(Bloomberg) -- China has backed Kazakh President Kassym-Jomart Tokayev’s violent crackdown on protesters, saying it hopes the “strong measures” will bring calm.

“China supports all efforts that help the Kazakh authorities end the chaos as soon as possible and firmly opposes external forces’ acts to deliberately create social unrest and incite violence,” Foreign Ministry spokesman Wang Wenbin said Friday at a regular news briefing in Beijing.

He added that China, “as a brotherly neighbor,” would offer any help necessary to Kazakhstan.

Russia Deploys More Troops to Restore Control: Kazakh Update

An unknown number of demonstrators died in the clashes in Kazakstan over rising fuel prices, discontent regarding living standards and widespread corruption. Some 26 protesters and 18 officers were killed, police said, after earlier giving an estimate of “dozens.” Tokayev had pledged to respond “harshly” to put down the biggest challenge to the nation’s leadership since independence in 1991. 

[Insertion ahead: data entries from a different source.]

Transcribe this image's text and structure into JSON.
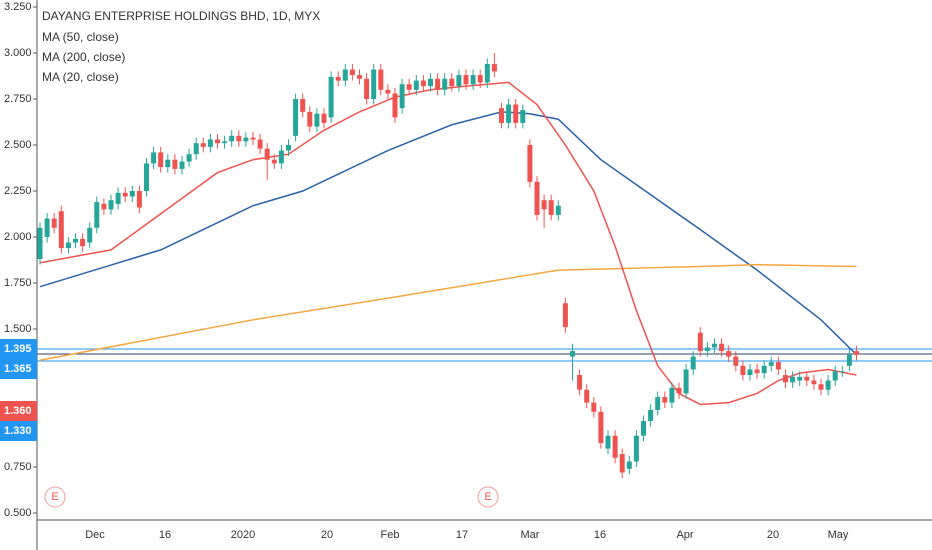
{
  "chart_data": {
    "type": "candlestick",
    "title": "DAYANG ENTERPRISE HOLDINGS BHD, 1D, MYX",
    "up_color": "#26a69a",
    "down_color": "#ef5350",
    "open": [
      1.88,
      2.0,
      2.1,
      2.14,
      1.94,
      1.97,
      1.99,
      1.97,
      2.05,
      2.18,
      2.15,
      2.18,
      2.24,
      2.22,
      2.25,
      2.25,
      2.4,
      2.46,
      2.38,
      2.42,
      2.37,
      2.41,
      2.45,
      2.51,
      2.49,
      2.53,
      2.51,
      2.52,
      2.55,
      2.52,
      2.54,
      2.53,
      2.48,
      2.42,
      2.4,
      2.47,
      2.55,
      2.75,
      2.68,
      2.6,
      2.67,
      2.65,
      2.87,
      2.85,
      2.91,
      2.88,
      2.86,
      2.75,
      2.91,
      2.8,
      2.78,
      2.7,
      2.83,
      2.8,
      2.85,
      2.82,
      2.86,
      2.8,
      2.86,
      2.82,
      2.88,
      2.83,
      2.88,
      2.84,
      2.94,
      2.7,
      2.62,
      2.72,
      2.62,
      2.5,
      2.3,
      2.2,
      2.2,
      2.12,
      1.64,
      1.35,
      1.25,
      1.17,
      1.1,
      1.05,
      0.85,
      0.92,
      0.82,
      0.74,
      0.78,
      0.92,
      1.0,
      1.06,
      1.13,
      1.1,
      1.18,
      1.15,
      1.28,
      1.48,
      1.38,
      1.4,
      1.42,
      1.38,
      1.35,
      1.3,
      1.25,
      1.28,
      1.26,
      1.3,
      1.32,
      1.25,
      1.21,
      1.22,
      1.24,
      1.22,
      1.2,
      1.17,
      1.22,
      1.27,
      1.3,
      1.38
    ],
    "high": [
      2.08,
      2.13,
      2.13,
      2.17,
      2.0,
      2.02,
      2.02,
      2.08,
      2.22,
      2.21,
      2.23,
      2.27,
      2.27,
      2.28,
      2.28,
      2.43,
      2.49,
      2.49,
      2.45,
      2.45,
      2.44,
      2.48,
      2.54,
      2.54,
      2.56,
      2.56,
      2.55,
      2.58,
      2.58,
      2.57,
      2.57,
      2.56,
      2.51,
      2.45,
      2.5,
      2.53,
      2.78,
      2.78,
      2.71,
      2.7,
      2.7,
      2.9,
      2.9,
      2.94,
      2.94,
      2.91,
      2.89,
      2.94,
      2.94,
      2.83,
      2.81,
      2.86,
      2.86,
      2.88,
      2.88,
      2.89,
      2.89,
      2.89,
      2.89,
      2.91,
      2.91,
      2.91,
      2.91,
      2.97,
      3.0,
      2.73,
      2.75,
      2.75,
      2.72,
      2.53,
      2.33,
      2.23,
      2.23,
      2.2,
      1.67,
      1.42,
      1.28,
      1.2,
      1.13,
      1.08,
      0.95,
      0.95,
      0.85,
      0.81,
      0.95,
      1.03,
      1.09,
      1.16,
      1.16,
      1.21,
      1.21,
      1.31,
      1.38,
      1.51,
      1.43,
      1.45,
      1.45,
      1.41,
      1.38,
      1.33,
      1.31,
      1.31,
      1.33,
      1.35,
      1.35,
      1.28,
      1.27,
      1.27,
      1.27,
      1.25,
      1.23,
      1.25,
      1.3,
      1.3,
      1.39,
      1.41
    ],
    "low": [
      1.85,
      1.97,
      2.02,
      1.91,
      1.91,
      1.94,
      1.92,
      1.94,
      2.02,
      2.12,
      2.12,
      2.15,
      2.19,
      2.19,
      2.13,
      2.22,
      2.37,
      2.35,
      2.35,
      2.34,
      2.34,
      2.38,
      2.42,
      2.46,
      2.46,
      2.48,
      2.48,
      2.49,
      2.49,
      2.49,
      2.5,
      2.45,
      2.31,
      2.37,
      2.37,
      2.44,
      2.52,
      2.65,
      2.57,
      2.57,
      2.59,
      2.62,
      2.82,
      2.82,
      2.85,
      2.83,
      2.72,
      2.72,
      2.77,
      2.75,
      2.62,
      2.67,
      2.77,
      2.77,
      2.79,
      2.79,
      2.77,
      2.77,
      2.79,
      2.79,
      2.8,
      2.8,
      2.81,
      2.81,
      2.87,
      2.59,
      2.59,
      2.59,
      2.59,
      2.27,
      2.09,
      2.05,
      2.09,
      2.09,
      1.48,
      1.22,
      1.14,
      1.07,
      1.02,
      0.85,
      0.82,
      0.77,
      0.69,
      0.71,
      0.75,
      0.89,
      0.97,
      1.03,
      1.07,
      1.07,
      1.12,
      1.12,
      1.25,
      1.35,
      1.35,
      1.37,
      1.35,
      1.32,
      1.27,
      1.22,
      1.22,
      1.23,
      1.23,
      1.27,
      1.25,
      1.18,
      1.18,
      1.19,
      1.19,
      1.17,
      1.14,
      1.14,
      1.19,
      1.24,
      1.27,
      1.33
    ],
    "close": [
      2.05,
      2.1,
      2.05,
      1.94,
      1.97,
      1.99,
      1.95,
      2.05,
      2.19,
      2.15,
      2.2,
      2.24,
      2.22,
      2.25,
      2.16,
      2.4,
      2.46,
      2.38,
      2.42,
      2.37,
      2.41,
      2.45,
      2.51,
      2.49,
      2.53,
      2.51,
      2.52,
      2.55,
      2.52,
      2.54,
      2.53,
      2.48,
      2.42,
      2.4,
      2.47,
      2.5,
      2.75,
      2.68,
      2.6,
      2.67,
      2.62,
      2.87,
      2.85,
      2.91,
      2.88,
      2.86,
      2.75,
      2.91,
      2.8,
      2.78,
      2.65,
      2.83,
      2.8,
      2.85,
      2.82,
      2.86,
      2.8,
      2.86,
      2.82,
      2.88,
      2.83,
      2.88,
      2.84,
      2.94,
      2.9,
      2.62,
      2.72,
      2.62,
      2.69,
      2.3,
      2.12,
      2.15,
      2.12,
      2.17,
      1.51,
      1.38,
      1.17,
      1.1,
      1.05,
      0.88,
      0.92,
      0.8,
      0.72,
      0.78,
      0.92,
      1.0,
      1.06,
      1.13,
      1.1,
      1.18,
      1.15,
      1.28,
      1.35,
      1.38,
      1.4,
      1.42,
      1.38,
      1.35,
      1.3,
      1.25,
      1.28,
      1.26,
      1.3,
      1.32,
      1.28,
      1.21,
      1.24,
      1.24,
      1.22,
      1.2,
      1.17,
      1.22,
      1.27,
      1.27,
      1.36,
      1.36
    ],
    "series": [
      {
        "name": "MA (50, close)",
        "color": "#2962a8",
        "x": [
          0,
          17,
          30,
          37,
          49,
          58,
          65,
          69,
          73,
          79,
          93,
          101,
          110,
          115
        ],
        "values": [
          1.73,
          1.93,
          2.17,
          2.25,
          2.47,
          2.61,
          2.68,
          2.67,
          2.64,
          2.42,
          2.04,
          1.82,
          1.55,
          1.36
        ]
      },
      {
        "name": "MA (200, close)",
        "color": "#f5a742",
        "x": [
          0,
          30,
          51,
          73,
          93,
          101,
          115
        ],
        "values": [
          1.33,
          1.55,
          1.68,
          1.82,
          1.84,
          1.85,
          1.84
        ]
      },
      {
        "name": "MA (20, close)",
        "color": "#ef5350",
        "x": [
          0,
          10,
          15,
          20,
          25,
          30,
          35,
          40,
          45,
          50,
          55,
          60,
          66,
          70,
          74,
          78,
          81,
          84,
          87,
          90,
          93,
          97,
          101,
          104,
          107,
          111,
          115
        ],
        "values": [
          1.86,
          1.93,
          2.07,
          2.21,
          2.35,
          2.42,
          2.45,
          2.58,
          2.68,
          2.76,
          2.8,
          2.82,
          2.84,
          2.72,
          2.5,
          2.25,
          1.95,
          1.6,
          1.3,
          1.15,
          1.09,
          1.1,
          1.15,
          1.22,
          1.26,
          1.28,
          1.25
        ]
      }
    ],
    "ylim": [
      0.462,
      3.288
    ],
    "yticks": [
      {
        "value": 0.5,
        "label": "0.500"
      },
      {
        "value": 0.75,
        "label": "0.750"
      },
      {
        "value": 1.5,
        "label": "1.500"
      },
      {
        "value": 1.75,
        "label": "1.750"
      },
      {
        "value": 2.0,
        "label": "2.000"
      },
      {
        "value": 2.25,
        "label": "2.250"
      },
      {
        "value": 2.5,
        "label": "2.500"
      },
      {
        "value": 2.75,
        "label": "2.750"
      },
      {
        "value": 3.0,
        "label": "3.000"
      },
      {
        "value": 3.25,
        "label": "3.250"
      }
    ],
    "xticks": [
      "Dec",
      "16",
      "2020",
      "20",
      "Feb",
      "17",
      "Mar",
      "16",
      "Apr",
      "20",
      "May"
    ],
    "price_labels": [
      {
        "label": "1.395",
        "color": "#2196f3"
      },
      {
        "label": "1.365",
        "color": "#2196f3"
      },
      {
        "label": "1.360",
        "color": "#ef5350"
      },
      {
        "label": "1.330",
        "color": "#2196f3"
      }
    ],
    "events": [
      {
        "label": "E"
      },
      {
        "label": "E"
      }
    ]
  }
}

He has blamed the unrest on unspecified outside forces, and took the unprecedented step of asking Russia and other members of the Collective Security Treaty Organization to send in troops. Tokayev has vowed to continue operations against what he called “terrorists.”

Kazakstan imposed a state of emergency and internet access was cut in much of the giant country. The unrest led the central bank to temporarily halt financial market operations.